Self-proclaimed “data geeks” descended upon Northeastern’s campus recently for a conference focusing on the use of data to support communities and advance societal change. The university’s School of Public Policy and Urban Affairs teamed up with the Metropolitan Area Planning Council (MAPC) and the Boston Foundation’s Boston Indicators Project to host the event in late January.

In one of several “how-to” workshops, Stephanie Pollack, assistant director of the Kitty and Michael Dukakis Center for Urban & Regional Policy at Northeastern, explained the significance of data in the decision making process of the Massachusetts Bay Transit Authority (MBTA), the system of subways, buses and trains that affects a wide-reaching population across the state.

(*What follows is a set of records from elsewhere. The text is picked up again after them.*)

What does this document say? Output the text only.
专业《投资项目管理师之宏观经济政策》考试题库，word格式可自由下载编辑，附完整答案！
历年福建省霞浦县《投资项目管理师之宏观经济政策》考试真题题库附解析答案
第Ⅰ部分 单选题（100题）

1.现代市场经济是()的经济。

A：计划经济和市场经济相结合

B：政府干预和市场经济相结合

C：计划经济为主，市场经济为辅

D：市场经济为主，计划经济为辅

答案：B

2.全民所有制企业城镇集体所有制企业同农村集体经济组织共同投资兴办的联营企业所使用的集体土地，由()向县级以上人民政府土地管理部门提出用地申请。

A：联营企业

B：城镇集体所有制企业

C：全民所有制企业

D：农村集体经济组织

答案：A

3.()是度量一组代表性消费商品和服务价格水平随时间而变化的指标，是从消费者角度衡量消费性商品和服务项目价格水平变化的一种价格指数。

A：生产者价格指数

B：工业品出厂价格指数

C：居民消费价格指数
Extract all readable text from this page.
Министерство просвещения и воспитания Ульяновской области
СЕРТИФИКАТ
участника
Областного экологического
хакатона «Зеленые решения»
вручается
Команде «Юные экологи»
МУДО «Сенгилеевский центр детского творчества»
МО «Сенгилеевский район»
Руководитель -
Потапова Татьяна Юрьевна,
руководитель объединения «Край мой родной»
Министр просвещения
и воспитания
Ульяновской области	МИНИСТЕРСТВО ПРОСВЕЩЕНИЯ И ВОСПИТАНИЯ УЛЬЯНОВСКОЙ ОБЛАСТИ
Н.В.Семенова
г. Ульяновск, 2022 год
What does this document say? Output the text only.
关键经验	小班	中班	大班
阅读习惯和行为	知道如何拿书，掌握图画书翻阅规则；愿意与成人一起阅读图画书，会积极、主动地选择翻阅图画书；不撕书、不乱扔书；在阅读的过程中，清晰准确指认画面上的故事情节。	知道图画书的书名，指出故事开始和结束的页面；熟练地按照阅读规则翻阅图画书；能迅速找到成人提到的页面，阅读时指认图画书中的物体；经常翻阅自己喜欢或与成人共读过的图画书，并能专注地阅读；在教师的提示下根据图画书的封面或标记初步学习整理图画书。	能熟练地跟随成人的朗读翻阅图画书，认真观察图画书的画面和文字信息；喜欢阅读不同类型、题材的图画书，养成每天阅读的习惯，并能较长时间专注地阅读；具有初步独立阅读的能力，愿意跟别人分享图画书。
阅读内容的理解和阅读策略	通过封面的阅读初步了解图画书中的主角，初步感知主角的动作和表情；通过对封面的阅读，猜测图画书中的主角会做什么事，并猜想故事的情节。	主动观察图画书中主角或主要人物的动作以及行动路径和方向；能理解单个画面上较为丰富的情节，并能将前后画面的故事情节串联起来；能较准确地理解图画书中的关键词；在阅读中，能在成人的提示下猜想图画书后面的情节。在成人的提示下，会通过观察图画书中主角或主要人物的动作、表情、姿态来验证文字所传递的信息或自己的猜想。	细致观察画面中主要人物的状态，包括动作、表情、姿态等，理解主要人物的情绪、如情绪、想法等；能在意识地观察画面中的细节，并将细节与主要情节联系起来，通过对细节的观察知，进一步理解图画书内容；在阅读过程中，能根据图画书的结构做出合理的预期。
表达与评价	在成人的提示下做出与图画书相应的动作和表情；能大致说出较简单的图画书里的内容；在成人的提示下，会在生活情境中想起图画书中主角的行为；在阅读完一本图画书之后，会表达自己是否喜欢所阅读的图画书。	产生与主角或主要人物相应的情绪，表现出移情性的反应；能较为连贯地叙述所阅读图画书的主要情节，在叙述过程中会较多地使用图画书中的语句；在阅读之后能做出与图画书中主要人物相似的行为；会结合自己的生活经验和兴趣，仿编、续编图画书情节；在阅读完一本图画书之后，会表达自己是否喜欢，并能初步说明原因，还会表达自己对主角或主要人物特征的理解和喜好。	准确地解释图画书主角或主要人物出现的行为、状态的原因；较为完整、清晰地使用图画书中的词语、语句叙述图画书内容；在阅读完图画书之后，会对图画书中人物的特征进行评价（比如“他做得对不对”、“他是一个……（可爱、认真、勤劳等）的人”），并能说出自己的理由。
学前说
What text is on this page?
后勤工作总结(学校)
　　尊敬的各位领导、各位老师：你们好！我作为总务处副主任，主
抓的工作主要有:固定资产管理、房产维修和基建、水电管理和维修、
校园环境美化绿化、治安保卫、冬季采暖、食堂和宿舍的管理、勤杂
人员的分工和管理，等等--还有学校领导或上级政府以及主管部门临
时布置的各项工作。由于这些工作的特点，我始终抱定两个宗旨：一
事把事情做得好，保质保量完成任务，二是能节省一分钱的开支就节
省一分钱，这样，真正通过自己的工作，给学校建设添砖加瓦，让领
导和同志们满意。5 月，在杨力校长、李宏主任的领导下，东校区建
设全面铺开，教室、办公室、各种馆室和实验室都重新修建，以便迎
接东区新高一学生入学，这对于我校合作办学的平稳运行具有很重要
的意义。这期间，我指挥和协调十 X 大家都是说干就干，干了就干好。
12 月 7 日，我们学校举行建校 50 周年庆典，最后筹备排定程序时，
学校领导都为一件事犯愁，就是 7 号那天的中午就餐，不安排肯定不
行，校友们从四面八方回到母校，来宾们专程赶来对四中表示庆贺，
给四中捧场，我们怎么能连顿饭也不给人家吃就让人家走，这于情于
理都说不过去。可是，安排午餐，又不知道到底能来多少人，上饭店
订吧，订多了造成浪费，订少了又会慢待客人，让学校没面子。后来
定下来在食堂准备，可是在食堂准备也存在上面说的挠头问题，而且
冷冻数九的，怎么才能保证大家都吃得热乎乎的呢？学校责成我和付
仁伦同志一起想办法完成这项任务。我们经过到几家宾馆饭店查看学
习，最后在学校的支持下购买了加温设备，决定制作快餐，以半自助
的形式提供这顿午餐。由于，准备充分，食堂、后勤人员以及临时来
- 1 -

The MBTA recently announced plans to increase fares and reduce service coverage in response to a $161 million budget shortfall. Pollack’s talk presented a host of data suggesting that neither of the two proposed options will fix the underlying financial issues.

“The MBTA,” she said, “actually has four financial problems: It can’t pay its operating budget, it can’t pay its debt, it doesn’t have enough money to fix the system, and it has basically nothing at this point to expand the system.”

Last fall, the Dukakis Center, in conjunction with other members of a coalition called Transportation for Massachusetts, issued a so-called primer on Massachusetts’s transportation finance entitled “Maxed Out.”

The effort, Pollack said, was an attempt to navigate the T’s complex financial issues, help politicians and policymakers understand them and make this data accessible to the general public — including those who will now be directly affected by changes in the system. She also noted that MBTA data is much more accessible today than it was in the 80s when she began her Massachusetts transportation finance work.

Throughout the day, other workshops and presentations highlighted the benefits individuals and communities can reap from collecting and interpreting available data. Sessions focused on topics like data-mapping concepts, developing community surveys and using health data to assess community health risks.

In welcoming remarks, Barry Bluestone, dean of Northeastern’s School of Public Policy and Urban Affairs, noted that data — particularly in the digital era — could deliver powerful messages. He pointed to the “1% vs. 99%” figures used in the national Occupy movement.

“What you will learn today is how to use data in creative ways,” he said.